If you've been following me on Google+ or Twitter, you've likely noticed that I'm a big dinosaur nut. But my dinosaur fandom is totally disproportional to the amount of dinosaur toys I own. I'm such a stickler for scientific accuracy that I usually can't bring myself to buy a Jurassic Park toy or the supposed "museum quality" PVC dinosaurs you see in those "learning" toy stores. But on a recent voyage to Dinosaur Land, this Tyrannosaur caught my eye in the gift shop. It's made by Papo, a French company that specializes in PVC figures. Let's see how their Tyrannosaurus Rex turned out.
As a side note, I used to be a big hater of the term "T-Rex". It really seemed to catch on after Jurassic Park but to me, it symbolized the movie's cavalier attitude towards scientific accuracy that tried to maximize the marketing potential of dinosaurs by transforming them into simplistic, cliched movie monsters. I've since cooled off on the whole T-Rex thing, and I now accept it as a name that children use to familiarize themselves with the dinosaur. Once a particular dinosaur nomenclature spreads throughout pop culture, it's sometimes better to allow it to help expand popular interest in dinosaurs rather than fight it for the sake of a technicality. The whole Brontosaurus/Apatosaurus debacle comes to mind as an example of how messing with a widely-accepted name in favor of scientific accuracy can be bad for dinosaur "public relations". However, it still irks me when people refer to dromeosaurs as "raptors". I can only take so much.
Anyway... let's take a look at this Papo "T-Rex"! ;)
Price: $28 at Dinosaur Land
This Tyrannosaurus Rex stopped me dead in my tracks in the store.

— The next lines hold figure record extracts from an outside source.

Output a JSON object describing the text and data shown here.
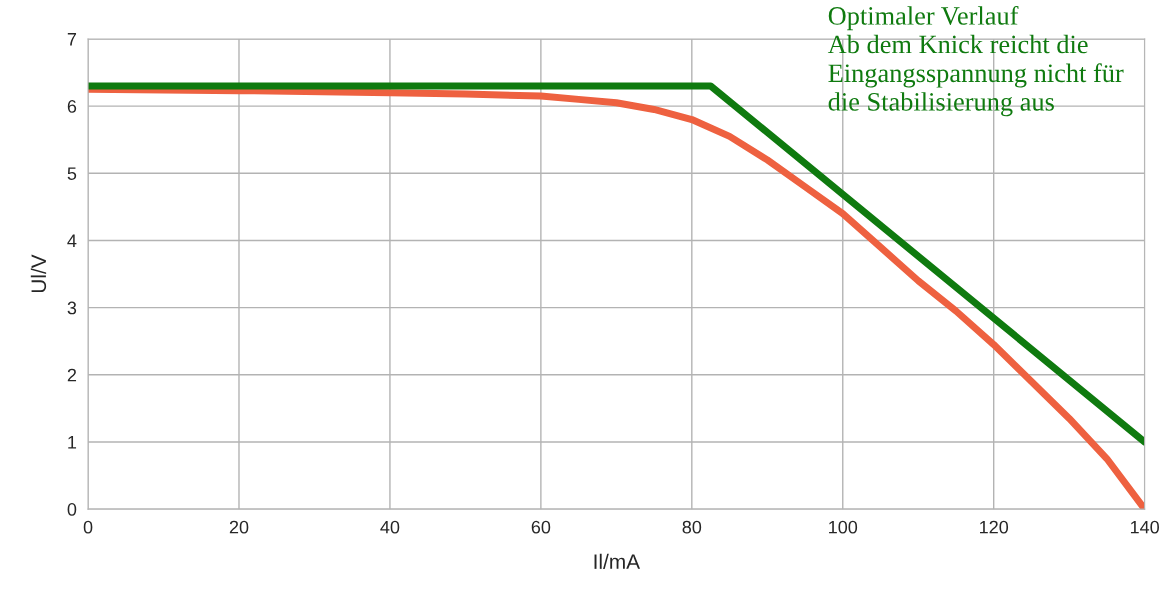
{
  "chart_data": {
    "type": "line",
    "xlabel": "Il/mA",
    "ylabel": "Ul/V",
    "xlim": [
      0,
      140
    ],
    "xticks": [
      0,
      20,
      40,
      60,
      80,
      100,
      120,
      140
    ],
    "ylim": [
      0,
      7
    ],
    "yticks": [
      0,
      1,
      2,
      3,
      4,
      5,
      6,
      7
    ],
    "grid": true,
    "series": [
      {
        "color": "#ee6140",
        "x": [
          0,
          20,
          40,
          50,
          60,
          65,
          70,
          75,
          80,
          85,
          90,
          95,
          100,
          105,
          110,
          115,
          120,
          125,
          130,
          135,
          140
        ],
        "values": [
          6.25,
          6.23,
          6.2,
          6.18,
          6.15,
          6.1,
          6.05,
          5.95,
          5.8,
          5.55,
          5.2,
          4.8,
          4.4,
          3.9,
          3.4,
          2.95,
          2.45,
          1.9,
          1.35,
          0.75,
          0.0
        ]
      },
      {
        "color": "#0f7a0f",
        "x": [
          0,
          82.5,
          140
        ],
        "values": [
          6.3,
          6.3,
          1.0
        ]
      }
    ],
    "annotations": [
      "Optimaler Verlauf\nAb dem Knick reicht die\nEingangsspannung nicht für\ndie Stabilisierung aus"
    ]
  }
}
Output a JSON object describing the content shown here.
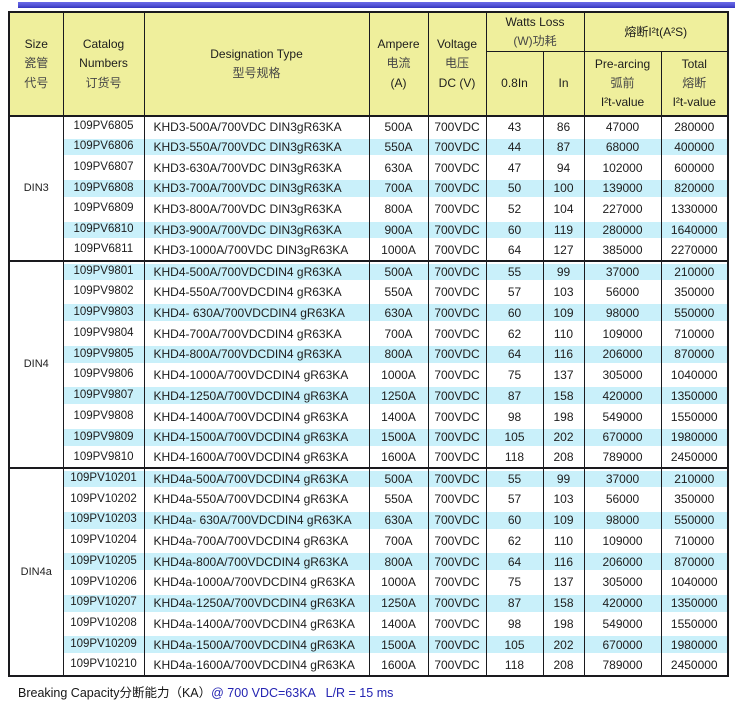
{
  "page": {
    "footer": {
      "prefix": "Breaking Capacity分断能力（KA）",
      "detail": "@ 700 VDC=63KA   L/R = 15 ms"
    }
  },
  "colors": {
    "header_bg": "#EFEF9C",
    "stripe_bg": "#C9F0FA",
    "border": "#1a1a1e",
    "top_bar": "#5353D6",
    "footer_blue": "#2323B2"
  },
  "table": {
    "header": {
      "size_lines": [
        "Size",
        "瓷管",
        "代号"
      ],
      "catalog_lines": [
        "Catalog",
        "Numbers",
        "订货号"
      ],
      "designation_lines": [
        "Designation Type",
        "型号规格"
      ],
      "ampere_lines": [
        "Ampere",
        "电流",
        "(A)"
      ],
      "voltage_lines": [
        "Voltage",
        "电压",
        "DC (V)"
      ],
      "watts_group_lines": [
        "Watts Loss",
        "(W)功耗"
      ],
      "i2t_group_label": "熔断I²t(A²S)",
      "sub_08in": "0.8In",
      "sub_in": "In",
      "prearcing_lines": [
        "Pre-arcing",
        "弧前",
        "I²t-value"
      ],
      "total_lines": [
        "Total",
        "熔断",
        "I²t-value"
      ]
    },
    "sections": [
      {
        "size_label": "DIN3",
        "rows": [
          [
            "109PV6805",
            "KHD3-500A/700VDC DIN3gR63KA",
            "500A",
            "700VDC",
            "43",
            "86",
            "47000",
            "280000"
          ],
          [
            "109PV6806",
            "KHD3-550A/700VDC DIN3gR63KA",
            "550A",
            "700VDC",
            "44",
            "87",
            "68000",
            "400000"
          ],
          [
            "109PV6807",
            "KHD3-630A/700VDC DIN3gR63KA",
            "630A",
            "700VDC",
            "47",
            "94",
            "102000",
            "600000"
          ],
          [
            "109PV6808",
            "KHD3-700A/700VDC DIN3gR63KA",
            "700A",
            "700VDC",
            "50",
            "100",
            "139000",
            "820000"
          ],
          [
            "109PV6809",
            "KHD3-800A/700VDC DIN3gR63KA",
            "800A",
            "700VDC",
            "52",
            "104",
            "227000",
            "1330000"
          ],
          [
            "109PV6810",
            "KHD3-900A/700VDC DIN3gR63KA",
            "900A",
            "700VDC",
            "60",
            "119",
            "280000",
            "1640000"
          ],
          [
            "109PV6811",
            "KHD3-1000A/700VDC DIN3gR63KA",
            "1000A",
            "700VDC",
            "64",
            "127",
            "385000",
            "2270000"
          ]
        ]
      },
      {
        "size_label": "DIN4",
        "rows": [
          [
            "109PV9801",
            "KHD4-500A/700VDCDIN4 gR63KA",
            "500A",
            "700VDC",
            "55",
            "99",
            "37000",
            "210000"
          ],
          [
            "109PV9802",
            "KHD4-550A/700VDCDIN4 gR63KA",
            "550A",
            "700VDC",
            "57",
            "103",
            "56000",
            "350000"
          ],
          [
            "109PV9803",
            "KHD4- 630A/700VDCDIN4 gR63KA",
            "630A",
            "700VDC",
            "60",
            "109",
            "98000",
            "550000"
          ],
          [
            "109PV9804",
            "KHD4-700A/700VDCDIN4 gR63KA",
            "700A",
            "700VDC",
            "62",
            "110",
            "109000",
            "710000"
          ],
          [
            "109PV9805",
            "KHD4-800A/700VDCDIN4 gR63KA",
            "800A",
            "700VDC",
            "64",
            "116",
            "206000",
            "870000"
          ],
          [
            "109PV9806",
            "KHD4-1000A/700VDCDIN4 gR63KA",
            "1000A",
            "700VDC",
            "75",
            "137",
            "305000",
            "1040000"
          ],
          [
            "109PV9807",
            "KHD4-1250A/700VDCDIN4 gR63KA",
            "1250A",
            "700VDC",
            "87",
            "158",
            "420000",
            "1350000"
          ],
          [
            "109PV9808",
            "KHD4-1400A/700VDCDIN4 gR63KA",
            "1400A",
            "700VDC",
            "98",
            "198",
            "549000",
            "1550000"
          ],
          [
            "109PV9809",
            "KHD4-1500A/700VDCDIN4 gR63KA",
            "1500A",
            "700VDC",
            "105",
            "202",
            "670000",
            "1980000"
          ],
          [
            "109PV9810",
            "KHD4-1600A/700VDCDIN4 gR63KA",
            "1600A",
            "700VDC",
            "118",
            "208",
            "789000",
            "2450000"
          ]
        ]
      },
      {
        "size_label": "DIN4a",
        "rows": [
          [
            "109PV10201",
            "KHD4a-500A/700VDCDIN4 gR63KA",
            "500A",
            "700VDC",
            "55",
            "99",
            "37000",
            "210000"
          ],
          [
            "109PV10202",
            "KHD4a-550A/700VDCDIN4 gR63KA",
            "550A",
            "700VDC",
            "57",
            "103",
            "56000",
            "350000"
          ],
          [
            "109PV10203",
            "KHD4a- 630A/700VDCDIN4 gR63KA",
            "630A",
            "700VDC",
            "60",
            "109",
            "98000",
            "550000"
          ],
          [
            "109PV10204",
            "KHD4a-700A/700VDCDIN4 gR63KA",
            "700A",
            "700VDC",
            "62",
            "110",
            "109000",
            "710000"
          ],
          [
            "109PV10205",
            "KHD4a-800A/700VDCDIN4 gR63KA",
            "800A",
            "700VDC",
            "64",
            "116",
            "206000",
            "870000"
          ],
          [
            "109PV10206",
            "KHD4a-1000A/700VDCDIN4 gR63KA",
            "1000A",
            "700VDC",
            "75",
            "137",
            "305000",
            "1040000"
          ],
          [
            "109PV10207",
            "KHD4a-1250A/700VDCDIN4 gR63KA",
            "1250A",
            "700VDC",
            "87",
            "158",
            "420000",
            "1350000"
          ],
          [
            "109PV10208",
            "KHD4a-1400A/700VDCDIN4 gR63KA",
            "1400A",
            "700VDC",
            "98",
            "198",
            "549000",
            "1550000"
          ],
          [
            "109PV10209",
            "KHD4a-1500A/700VDCDIN4 gR63KA",
            "1500A",
            "700VDC",
            "105",
            "202",
            "670000",
            "1980000"
          ],
          [
            "109PV10210",
            "KHD4a-1600A/700VDCDIN4 gR63KA",
            "1600A",
            "700VDC",
            "118",
            "208",
            "789000",
            "2450000"
          ]
        ]
      }
    ]
  }
}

Finally, a dinosaur toy that meets my expectations for realism! The sculpt is stunning, with an incredible array of skin textures that make the figure look like it's coming to life. The gesture is great... it's like the Tyrannosaur is turning abruptly to strike at prey that has foolishly wandered too close. Theropod toys are notoriously difficult to stand, as the horizontally-oriented tail can cause the figure to topple over if it's not perfectly balanced. This figure solves that problem by having the tail touch the ground so that it supports the figure. It's not what I would call a scientifically accurate stance (especially since the tail wasn't that flexible), but given the potential difficulties of the horizontally-oriented tail, I can live with it.

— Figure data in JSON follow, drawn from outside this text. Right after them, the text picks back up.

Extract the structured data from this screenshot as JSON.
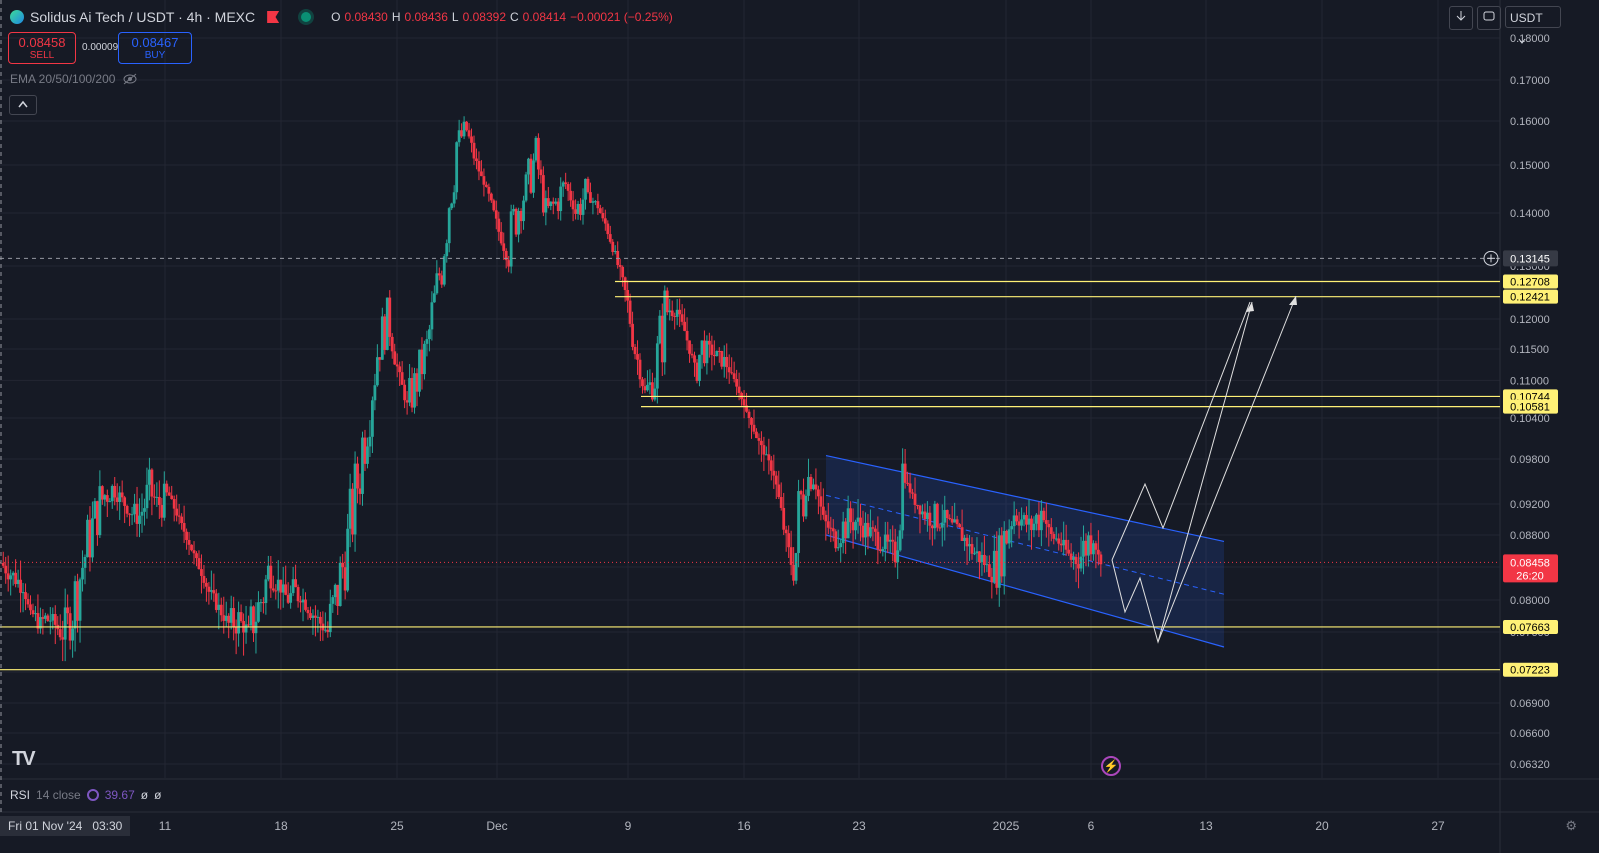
{
  "header": {
    "symbol": "Solidus Ai Tech / USDT · 4h · MEXC",
    "ohlc": {
      "O": "0.08430",
      "H": "0.08436",
      "L": "0.08392",
      "C": "0.08414",
      "chg": "−0.00021 (−0.25%)"
    },
    "sell_price": "0.08458",
    "sell_label": "SELL",
    "buy_price": "0.08467",
    "buy_label": "BUY",
    "spread": "0.00009",
    "indicator": "EMA 20/50/100/200",
    "collapse_icon": "chevron-up-icon"
  },
  "toolbar": {
    "download_icon": "download-icon",
    "fullscreen_icon": "fullscreen-icon",
    "currency": "USDT",
    "dropdown_icon": "chevron-down-icon"
  },
  "rsi": {
    "name": "RSI",
    "settings": "14 close",
    "value": "39.67",
    "extra1": "ø",
    "extra2": "ø"
  },
  "footer": {
    "date": "Fri 01 Nov '24",
    "time": "03:30",
    "gear_icon": "gear-icon",
    "logo": "TV"
  },
  "colors": {
    "bg": "#161a25",
    "up": "#26a69a",
    "down": "#f23645",
    "level": "#fff176",
    "channel": "#2962ff"
  },
  "chart_data": {
    "type": "candlestick",
    "timeframe": "4h",
    "price_axis": {
      "ylim": [
        0.0612,
        0.182
      ],
      "ticks": [
        "0.18000",
        "0.17000",
        "0.16000",
        "0.15000",
        "0.14000",
        "0.13000",
        "0.12000",
        "0.11500",
        "0.11000",
        "0.10400",
        "0.09800",
        "0.09200",
        "0.08800",
        "0.08400",
        "0.08000",
        "0.07600",
        "0.07200",
        "0.06900",
        "0.06600",
        "0.06320"
      ]
    },
    "time_axis": {
      "ticks": [
        "11",
        "18",
        "25",
        "Dec",
        "9",
        "16",
        "23",
        "2025",
        "6",
        "13",
        "20",
        "27"
      ]
    },
    "price_path": [
      [
        0.0845,
        0.0832,
        0.082,
        0.0785,
        0.077,
        0.0778,
        0.076,
        0.0775,
        0.083,
        0.088,
        0.092,
        0.0945,
        0.093,
        0.091,
        0.0905,
        0.0935,
        0.092,
        0.093,
        0.09,
        0.087,
        0.084,
        0.081,
        0.079,
        0.077,
        0.0775,
        0.076,
        0.079,
        0.083,
        0.082,
        0.08,
        0.081,
        0.079,
        0.0775,
        0.076,
        0.081,
        0.087,
        0.095,
        0.105,
        0.115,
        0.12,
        0.112,
        0.106,
        0.11,
        0.115,
        0.125,
        0.14,
        0.155,
        0.158,
        0.15,
        0.145,
        0.138,
        0.132,
        0.14,
        0.145,
        0.152,
        0.14,
        0.142,
        0.146,
        0.14,
        0.144,
        0.142,
        0.138,
        0.132,
        0.125,
        0.115,
        0.108,
        0.11,
        0.121,
        0.123,
        0.118,
        0.112,
        0.116,
        0.114,
        0.113,
        0.11,
        0.106,
        0.102,
        0.099,
        0.096,
        0.089,
        0.083,
        0.095,
        0.096,
        0.09,
        0.088,
        0.089,
        0.09,
        0.089,
        0.088,
        0.087,
        0.086,
        0.096,
        0.093,
        0.091,
        0.09,
        0.0905,
        0.089,
        0.088,
        0.086,
        0.085,
        0.083,
        0.086,
        0.091,
        0.09,
        0.089,
        0.091,
        0.088,
        0.087,
        0.085,
        0.0855,
        0.088,
        0.0846
      ]
    ],
    "last_price": "0.08458",
    "countdown": "26:20",
    "crosshair_price": "0.13145",
    "levels": [
      "0.12708",
      "0.12421",
      "0.10744",
      "0.10581",
      "0.07663",
      "0.07223"
    ],
    "channel": {
      "upper_start": [
        0.0985,
        "Dec 20"
      ],
      "upper_end": [
        0.0872,
        "Jan 15"
      ],
      "lower_start": [
        0.088,
        "Dec 20"
      ],
      "lower_end": [
        0.0745,
        "Jan 15"
      ]
    }
  }
}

The paint apps are also incredible, with a series of washes and sprays of different hues of green and tan that perfectly highlight the texture of the skin. Even the tongue looks great. The paint apps are also precise where they need to be, especially in the eyes and teeth where bleeding paint would be particularly disastrous. It all comes together into the best looking dinosaur toy I've ever seen.
You can tell that no detail was spared because they actually sculpted a cloaca on the underside. Now that's a commitment to realism.

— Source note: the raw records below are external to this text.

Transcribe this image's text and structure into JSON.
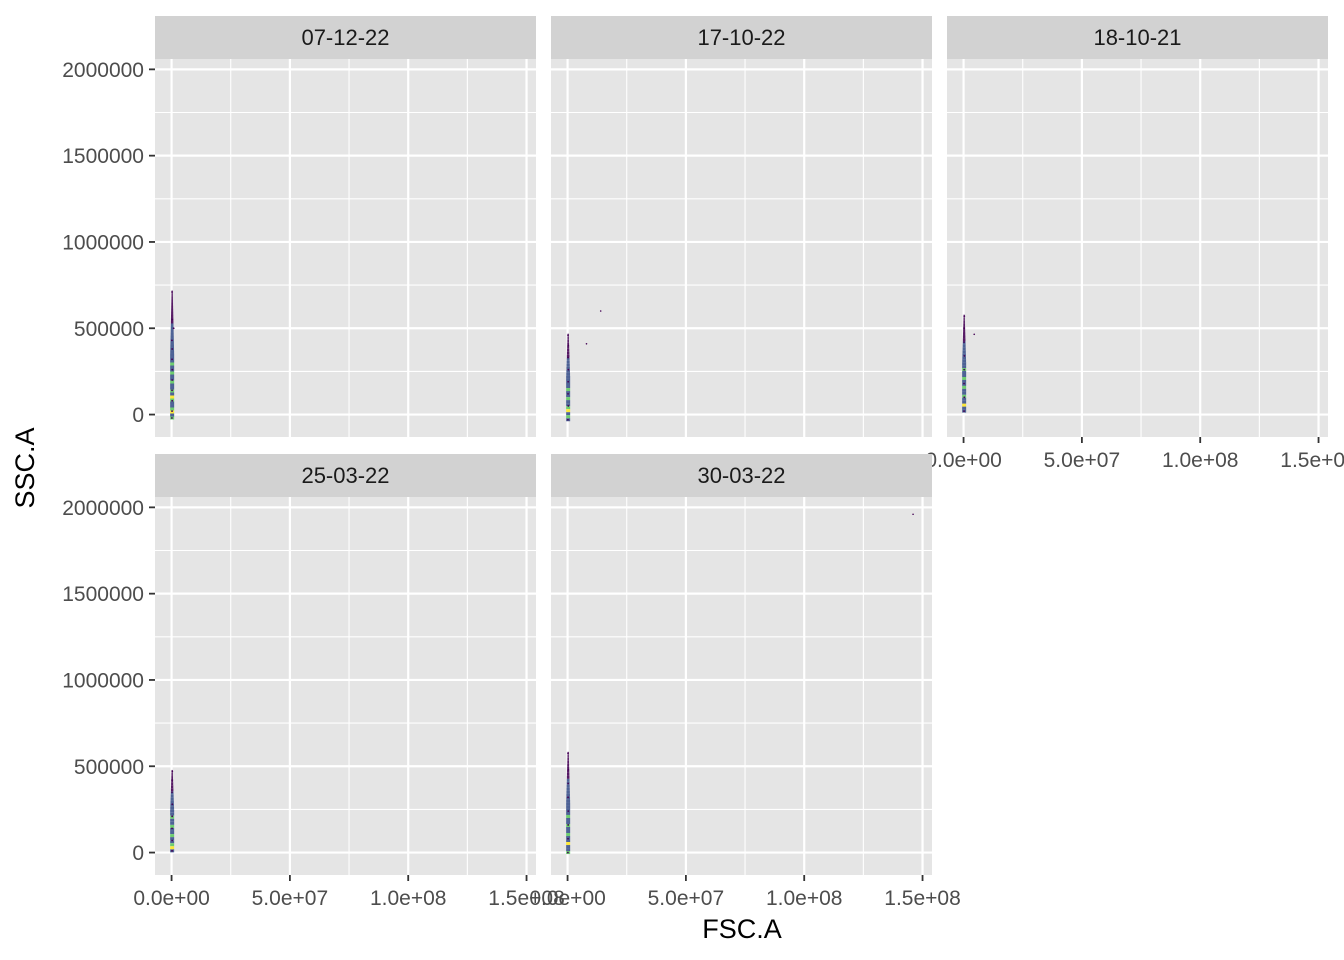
{
  "chart_data": {
    "type": "scatter",
    "xlabel": "FSC.A",
    "ylabel": "SSC.A",
    "xlim": [
      -7000000,
      154000000
    ],
    "ylim": [
      -130000,
      2060000
    ],
    "x_ticks": [
      0,
      25000000,
      50000000,
      75000000,
      100000000,
      125000000,
      150000000
    ],
    "x_tick_labels": [
      "0.0e+00",
      "5.0e+07",
      "1.0e+08",
      "1.5e+08"
    ],
    "x_tick_label_values": [
      0,
      50000000,
      100000000,
      150000000
    ],
    "y_ticks": [
      0,
      250000,
      500000,
      750000,
      1000000,
      1250000,
      1500000,
      1750000,
      2000000
    ],
    "y_tick_labels": [
      "0",
      "500000",
      "1000000",
      "1500000",
      "2000000"
    ],
    "y_tick_label_values": [
      0,
      500000,
      1000000,
      1500000,
      2000000
    ],
    "grid": true,
    "colors": {
      "panel_bg": "#e5e5e5",
      "strip_bg": "#d2d2d2",
      "grid": "#ffffff",
      "density_low": "#440154",
      "density_mid": "#3b528b",
      "density_high": "#5ec962",
      "density_peak": "#fde725"
    },
    "panels": [
      {
        "title": "07-12-22",
        "points": [
          {
            "x": 200000,
            "y": 710000
          },
          {
            "x": 300000,
            "y": 550000
          },
          {
            "x": 900000,
            "y": 500000
          },
          {
            "x": 150000,
            "y": 430000
          },
          {
            "x": 250000,
            "y": 380000
          },
          {
            "x": 200000,
            "y": 320000
          },
          {
            "x": 300000,
            "y": 260000
          },
          {
            "x": 250000,
            "y": 200000
          },
          {
            "x": 200000,
            "y": 140000
          },
          {
            "x": 250000,
            "y": 80000
          },
          {
            "x": 200000,
            "y": 20000
          },
          {
            "x": 150000,
            "y": -20000
          }
        ]
      },
      {
        "title": "17-10-22",
        "points": [
          {
            "x": 200000,
            "y": 460000
          },
          {
            "x": 8000000,
            "y": 410000
          },
          {
            "x": 14000000,
            "y": 600000
          },
          {
            "x": 300000,
            "y": 400000
          },
          {
            "x": 200000,
            "y": 330000
          },
          {
            "x": 350000,
            "y": 260000
          },
          {
            "x": 250000,
            "y": 190000
          },
          {
            "x": 200000,
            "y": 120000
          },
          {
            "x": 300000,
            "y": 50000
          },
          {
            "x": 150000,
            "y": -30000
          }
        ]
      },
      {
        "title": "18-10-21",
        "points": [
          {
            "x": 300000,
            "y": 570000
          },
          {
            "x": 4500000,
            "y": 465000
          },
          {
            "x": 250000,
            "y": 500000
          },
          {
            "x": 200000,
            "y": 420000
          },
          {
            "x": 350000,
            "y": 340000
          },
          {
            "x": 250000,
            "y": 260000
          },
          {
            "x": 200000,
            "y": 180000
          },
          {
            "x": 300000,
            "y": 100000
          },
          {
            "x": 200000,
            "y": 20000
          }
        ]
      },
      {
        "title": "25-03-22",
        "points": [
          {
            "x": 300000,
            "y": 470000
          },
          {
            "x": 250000,
            "y": 420000
          },
          {
            "x": 200000,
            "y": 350000
          },
          {
            "x": 300000,
            "y": 280000
          },
          {
            "x": 250000,
            "y": 210000
          },
          {
            "x": 200000,
            "y": 140000
          },
          {
            "x": 250000,
            "y": 70000
          },
          {
            "x": 200000,
            "y": 10000
          }
        ]
      },
      {
        "title": "30-03-22",
        "points": [
          {
            "x": 200000,
            "y": 575000
          },
          {
            "x": 146000000,
            "y": 1960000
          },
          {
            "x": 300000,
            "y": 480000
          },
          {
            "x": 250000,
            "y": 400000
          },
          {
            "x": 200000,
            "y": 320000
          },
          {
            "x": 300000,
            "y": 240000
          },
          {
            "x": 250000,
            "y": 160000
          },
          {
            "x": 200000,
            "y": 80000
          },
          {
            "x": 150000,
            "y": 0
          }
        ]
      }
    ]
  }
}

This score is a little deceptive. Although this dude only has jaw articulation, it's still much better than the no articulation of most PVC dinosaurs. Compared to other PVC dinos, this Tyrannosaur is hyper-articulated. Honestly, I wouldn't want any points of articulation screwing up the gorgeous sculpt anyway.
This is the first dinosaur PVC I've seen that I would truly consider to be of "museum quality", but you'll have to fork over a bit more because of that. You can get him for cheaper on Amazon, but after you pay for shipping, it pretty much equals out.
Sure, some recently discovered theropods like Giganotosaurus have challenged it for the title of baddest prehistoric predator, but the Tyrannosaurus Rex is the classic dinosaur that I grew up with. (Even though this is a totally different depiction than the sluggish, upright tail-dragger from my childhood.) Most PVC dinosaurs, like the Safari or Carnegie collections, don't catch my interest because they're not nearly as cool as they need to be. Coolness for a PVC dinosaur is in its realism, and considering this Tyrannosaur is about as realistic as a toy can get, it's also about as cool as a dinosaur toy can get.
A PVC dinosaur stands by its looks alone, and this Tyrannosaurus Rex looks incredible. Sometimes, when I see it unexpectedly out of the corner of my eye, I have to do a double-take because it looks so real that I think a freaky lizard has crawled up on my desk. Dinosaur enthusiasts will enjoy just staring at the figure on the shelf, but those looking for a hyper-articulated action figure will have to look elsewhere. Maybe the Revoltech Lost World T-Rex will catch your fancy, although the Papo T-Rex seems to have a more realistic sculpt that's not marred by points of articulation.
Judging by the date stamp, this figure was made all the way back in 2005! It's strange that such an awesome dinosaur toy line has eluded me for 6 years. I have a lot of catching up to do.